In my ASP.NET Core 8 application, I am trying to cache access tokens using ConfidentialClientApplicationBuilder from Microsoft.Identity.Client (v4.59). As cache, I am using Redis and as IdentityProvider I am using Keyloak.
Redis setup:
services.AddDistributedTokenCaches();
services.AddStackExchangeRedisCache(options =>
{
options.Configuration = redisSettings.ConnectionString;
options.InstanceName = redisSettings.InstanceName;
});
Getting tokens:
var app = ConfidentialClientApplicationBuilder
.Create("myClientId")
.WithClientSecret("myClientSecret")
.WithExperimentalFeatures()
.WithGenericAuthority("https://mykeycloakinstance/auth/realms/master/")
.Build();
// _cacheProvider is injected IMsalTokenCacheProvider (redis)
_cacheProvider.Initialize(app.UserTokenCache);
_cacheProvider.Initialize(app.AppTokenCache);
var token = await app.AcquireTokenForClient(_scopes).ExecuteAsync();
return token.AccessToken;
The problem is that the first call to get the token returns a Microsoft.Identity.Client.MsalClientException (but does create a Redis entry):
ErrorCode: combined_user_app_cache_not_supported
Source: Microsoft.Identity.Client
Message: Using a combined flat storage, like a file, to store both app and user tokens is not supported. Use a partitioned token cache (for ex. distributed cache like Redis) or separate files for app and user token caches.

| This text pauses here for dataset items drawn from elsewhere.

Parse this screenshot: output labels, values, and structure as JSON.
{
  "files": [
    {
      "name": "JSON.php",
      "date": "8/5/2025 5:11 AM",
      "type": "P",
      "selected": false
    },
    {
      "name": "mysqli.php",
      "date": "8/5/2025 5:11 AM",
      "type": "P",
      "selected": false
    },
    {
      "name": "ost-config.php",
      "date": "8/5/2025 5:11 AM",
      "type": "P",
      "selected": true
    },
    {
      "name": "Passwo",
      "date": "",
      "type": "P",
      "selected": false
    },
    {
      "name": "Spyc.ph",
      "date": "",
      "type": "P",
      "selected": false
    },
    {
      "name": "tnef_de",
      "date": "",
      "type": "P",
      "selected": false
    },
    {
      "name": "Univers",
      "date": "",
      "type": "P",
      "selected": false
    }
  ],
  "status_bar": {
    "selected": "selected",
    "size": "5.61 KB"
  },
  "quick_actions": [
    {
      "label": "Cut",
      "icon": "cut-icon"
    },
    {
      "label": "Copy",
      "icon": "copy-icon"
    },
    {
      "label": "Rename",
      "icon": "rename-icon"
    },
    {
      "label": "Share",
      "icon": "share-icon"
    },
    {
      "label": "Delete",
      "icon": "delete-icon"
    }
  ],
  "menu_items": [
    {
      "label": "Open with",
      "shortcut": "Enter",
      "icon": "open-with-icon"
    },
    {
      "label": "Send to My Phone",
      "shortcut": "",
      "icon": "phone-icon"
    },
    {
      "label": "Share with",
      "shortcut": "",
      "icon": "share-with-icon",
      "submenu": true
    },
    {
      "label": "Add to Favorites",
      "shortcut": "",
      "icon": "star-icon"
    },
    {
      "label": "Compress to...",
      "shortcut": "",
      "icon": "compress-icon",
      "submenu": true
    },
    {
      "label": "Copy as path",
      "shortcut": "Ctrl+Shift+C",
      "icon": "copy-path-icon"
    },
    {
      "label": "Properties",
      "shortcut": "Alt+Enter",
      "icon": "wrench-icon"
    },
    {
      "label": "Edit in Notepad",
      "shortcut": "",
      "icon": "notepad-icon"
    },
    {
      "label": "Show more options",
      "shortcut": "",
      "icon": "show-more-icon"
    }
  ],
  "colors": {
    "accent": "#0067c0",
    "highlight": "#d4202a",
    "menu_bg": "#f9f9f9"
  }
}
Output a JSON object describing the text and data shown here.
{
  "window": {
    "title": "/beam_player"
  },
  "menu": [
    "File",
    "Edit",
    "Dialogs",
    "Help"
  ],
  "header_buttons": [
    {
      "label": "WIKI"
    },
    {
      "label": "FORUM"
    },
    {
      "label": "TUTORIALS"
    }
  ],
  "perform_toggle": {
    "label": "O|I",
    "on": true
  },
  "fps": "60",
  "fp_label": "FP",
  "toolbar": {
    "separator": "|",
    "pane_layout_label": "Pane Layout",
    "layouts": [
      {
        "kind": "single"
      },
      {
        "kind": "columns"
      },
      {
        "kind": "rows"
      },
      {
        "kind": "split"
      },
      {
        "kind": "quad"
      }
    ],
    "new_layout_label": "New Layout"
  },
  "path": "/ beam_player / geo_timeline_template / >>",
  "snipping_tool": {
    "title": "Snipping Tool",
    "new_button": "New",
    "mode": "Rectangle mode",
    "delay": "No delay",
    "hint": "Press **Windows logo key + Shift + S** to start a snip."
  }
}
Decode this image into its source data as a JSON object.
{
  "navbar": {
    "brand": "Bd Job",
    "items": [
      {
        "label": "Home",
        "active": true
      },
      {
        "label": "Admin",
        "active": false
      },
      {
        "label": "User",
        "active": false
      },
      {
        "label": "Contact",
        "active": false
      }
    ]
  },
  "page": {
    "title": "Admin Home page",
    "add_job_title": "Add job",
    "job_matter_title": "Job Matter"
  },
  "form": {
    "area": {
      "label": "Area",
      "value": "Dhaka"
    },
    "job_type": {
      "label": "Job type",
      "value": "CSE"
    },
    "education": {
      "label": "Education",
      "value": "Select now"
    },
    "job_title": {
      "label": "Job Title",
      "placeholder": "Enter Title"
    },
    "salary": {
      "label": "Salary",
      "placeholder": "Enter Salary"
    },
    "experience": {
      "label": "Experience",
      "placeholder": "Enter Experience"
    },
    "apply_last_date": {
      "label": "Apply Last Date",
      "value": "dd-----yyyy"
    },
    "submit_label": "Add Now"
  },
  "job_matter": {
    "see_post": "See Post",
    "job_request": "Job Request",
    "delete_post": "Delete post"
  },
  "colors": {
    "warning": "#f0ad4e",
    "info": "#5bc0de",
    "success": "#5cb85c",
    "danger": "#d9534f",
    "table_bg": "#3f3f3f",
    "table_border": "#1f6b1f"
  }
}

See https://aka.ms/msal-net-token-cache-serialization .
StackTrace:
at Microsoft.Identity.Client.PlatformsCommon.Shared.InMemoryPartitionedAppTokenCacheAccessor.SaveIdToken(MsalIdTokenCacheItem item)
at Microsoft.Identity.Client.TokenCache.<Microsoft-Identity-Client-ITokenCacheInternal-SaveTokenResponseAsync>d__55.MoveNext()
at Microsoft.Identity.Client.TokenCache.<Microsoft-Identity-Client-ITokenCacheInternal-SaveTokenResponseAsync>d__55.MoveNext()
at Microsoft.Identity.Client.Cache.CacheSessionManager.<SaveTokenResponseAsync>d__10.MoveNext()
at Microsoft.Identity.Client.Internal.Requests.RequestBase.<CacheTokenResponseAndCreateAuthenticationResultAsync>d__22.MoveNext()
at Microsoft.Identity.Client.Internal.Requests.ClientCredentialRequest.<GetAccessTokenAsync>d__4.MoveNext()
at Microsoft.Identity.Client.Internal.Requests.ClientCredentialRequest.<ExecuteAsync>d__3.MoveNext()
at Microsoft.Identity.Client.Internal.Requests.RequestBase.<RunAsync>d__12.MoveNext()
at Microsoft.Identity.Client.ApiConfig.Executors.ConfidentialClientExecutor.<ExecuteAsync>d__3.MoveNext()
The second call works fine and returns the cached access token. The same issue happens when the Redis entry expires (the first call fails with the same error and the second call succeeds).
Any idea how to fix the issue or is there some other library that could be used for the same purpose (I don't like having to use WithExperimentalFeatures for my OIDC Identity Provider)?
Found the cause and a fix for the issue.
Original request contained openid scope which results in Keycloak returning both an IdToken and an AccessToken in the response.
AccessToken from the response was successfully saved in Redis by the Microsoft.Identity.Client library and then an exception with a somewhat confusing message was thrown by the library (when trying to save the IdToken).
Subsequent calls before the cache entry expired did not try to get the Keycloak response, but used the cache instead (which did contain a correctly cached AccessToken).
After openid scope was removed from the request, response did not contain an IdToken and the first call to AcquireTokenForClient passed.